Evaluation of BERTopic for Belgian Dutch Daily Narratives
This paper by Kandala and Hoemann presents an evaluation of the BERTopic model applied to open-ended daily narratives in Belgian Dutch, contrasting its performance with Latent Dirichlet Allocation (LDA) and KMeans clustering. The paper explores the capabilities of BERTopic in modeling informal textual data, addressing unique challenges posed by linguistic variability and contextual richness inherent in personal narratives, which are often diluted in social media posts.
Topic Modeling Techniques
The paper begins with a comprehensive overview of BERTopic and its comparison against traditional models like LDA and KMeans. BERTopic leverages pre-trained contextual embeddings and density-based clustering to yield semantically coherent topics. This approach contrasts with LDA's probabilistic model reliant on explicit word co-occurrence, and KMeans' geometric clustering optimized by frequency metrics.
BERTopic's pipeline employs several sophisticated techniques, including dimension reduction via UMAP and clustering using HDBSCAN, followed by topic extraction using c-TFIDF. This method enhances BERTopic’s ability to maintain semantic integrity, especially within morphologically rich languages like Belgian Dutch.
Methodology and Data
The dataset comprises over 24,000 texts from Belgian Dutch daily narratives collected over a 70-day period from native speakers, aged 18 to 65. The preprocessing involved removing dataset-specific tags, greetings, and author references, followed by lemmatization using Stanza. A customized stop word list was curated to suit the dataset's linguistic context.
The authors detail their choice of the jina-embeddings-v3 model for BERTopic, which outperformed other multilingual embeddings in capturing topic coherence on the Belgian Dutch data. This selection is attributed to Jina's Task LoRA adaptation, excelling in producing semantically consistent embeddings in low-resource languages.
Hyperparameter optimization was meticulously conducted across all models to maximize topic coherence and diversity, involving systematic tuning and evaluating coherence metrics such as c_v, c_npmi, u_mass, and c_uci.
Results and Analysis
The paper reports that while LDA achieved higher c_v scores compared to BERTopic, human evaluations indicated BERTopic generated more semantically coherent and culturally relevant topics. This disconnect likely stems from LDA's reliance on term co-occurrence, which may not capture nuanced semantic relationships in linguistically varied texts.

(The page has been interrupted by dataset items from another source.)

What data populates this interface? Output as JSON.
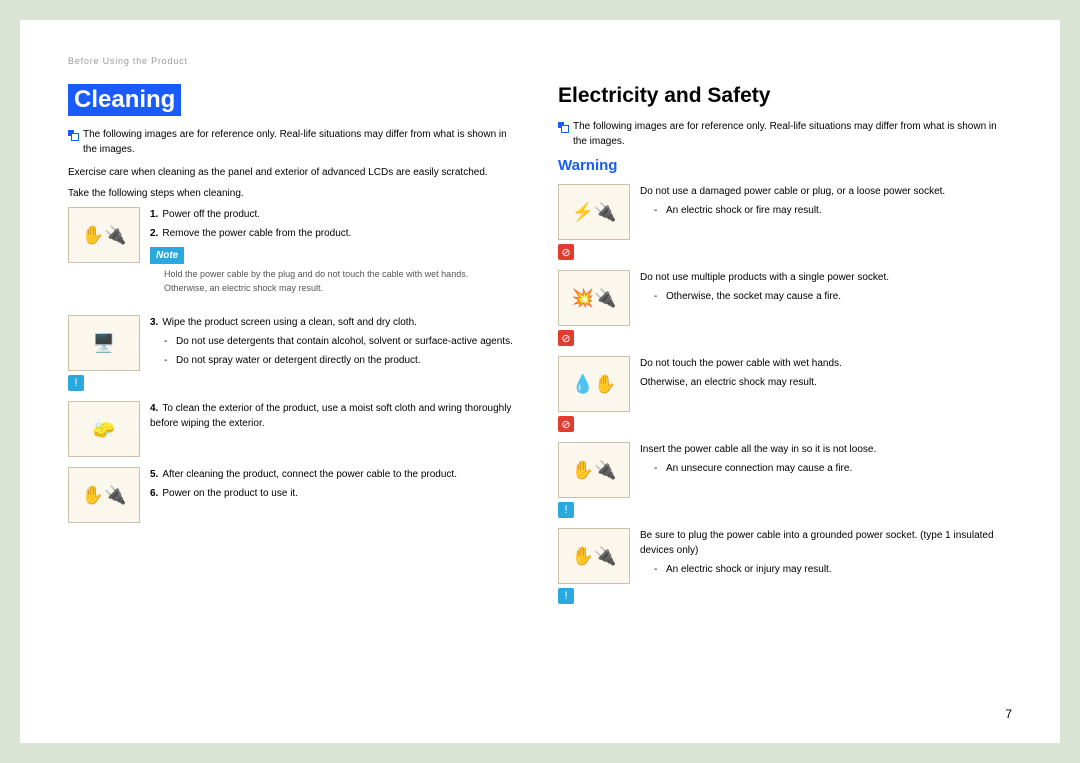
{
  "breadcrumb": "Before Using the Product",
  "page_number": "7",
  "left": {
    "title": "Cleaning",
    "ref_note": "The following images are for reference only. Real-life situations may differ from what is shown in the images.",
    "intro1": "Exercise care when cleaning as the panel and exterior of advanced LCDs are easily scratched.",
    "intro2": "Take the following steps when cleaning.",
    "block1": {
      "step1_num": "1.",
      "step1": "Power off the product.",
      "step2_num": "2.",
      "step2": "Remove the power cable from the product."
    },
    "note_label": "Note",
    "note_line1": "Hold the power cable by the plug and do not touch the cable with wet hands.",
    "note_line2": "Otherwise, an electric shock may result.",
    "block2": {
      "step3_num": "3.",
      "step3": "Wipe the product screen using a clean, soft and dry cloth.",
      "sub1": "Do not use detergents that contain alcohol, solvent or surface-active agents.",
      "sub2": "Do not spray water or detergent directly on the product."
    },
    "block3": {
      "step4_num": "4.",
      "step4": "To clean the exterior of the product, use a moist soft cloth and wring thoroughly before wiping the exterior."
    },
    "block4": {
      "step5_num": "5.",
      "step5": "After cleaning the product, connect the power cable to the product.",
      "step6_num": "6.",
      "step6": "Power on the product to use it."
    }
  },
  "right": {
    "title": "Electricity and Safety",
    "ref_note": "The following images are for reference only. Real-life situations may differ from what is shown in the images.",
    "warning_label": "Warning",
    "b1": {
      "line": "Do not use a damaged power cable or plug, or a loose power socket.",
      "sub": "An electric shock or fire may result."
    },
    "b2": {
      "line": "Do not use multiple products with a single power socket.",
      "sub": "Otherwise, the socket may cause a fire."
    },
    "b3": {
      "line1": "Do not touch the power cable with wet hands.",
      "line2": "Otherwise, an electric shock may result."
    },
    "b4": {
      "line": "Insert the power cable all the way in so it is not loose.",
      "sub": "An unsecure connection may cause a fire."
    },
    "b5": {
      "line": "Be sure to plug the power cable into a grounded power socket. (type 1 insulated devices only)",
      "sub": "An electric shock or injury may result."
    }
  },
  "icons": {
    "prohibit": "⊘",
    "info": "!"
  }
}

Despite the superior automated coherence scores of LDA, BERTopic produced better results on c_npmi, u_mass, and c_uci metrics, which account for embedding-driven semantic similarity. KMeans, while effective in certain Dutch textual contexts previously, fell short in coherence and interpretability in this paper, likely due to its dependency on frequency-based term associations.
Discussion and Implications
The authors discuss the importance of hybrid evaluation frameworks that incorporate both quantitative metrics and qualitative human judgment, especially for morphologically complex languages. BERTopic's success in identifying coherent themes such as "academic stress," "fitness," and "family time" illustrates its ability to capture linguistically and culturally embedded nuances that may be overlooked by more rigid topic modeling techniques.
This paper underscores the need for adaptable NLP models that can generalize effectively across underrepresented languages and informal narrative forms. While LDA and KMeans provide foundational insights into thematic structures, BERTopic's embedding-driven approach reflects a more contextually aware strategy.
Conclusion
By evaluating topic modeling methodologies on Belgian Dutch daily narratives, this research highlights the advantages of using BERTopic for capturing the subtleties of personal stories. It calls for further development and testing of NLP models that cater to diverse languages and informal narrative styles, preserving cultural distinctiveness while enhancing analytical clarity.
The findings from this paper contribute to a broader understanding of efficient text mining strategies across linguistically diverse datasets, encouraging future exploration into embedding-based approaches and hybrid evaluation models in NLP research.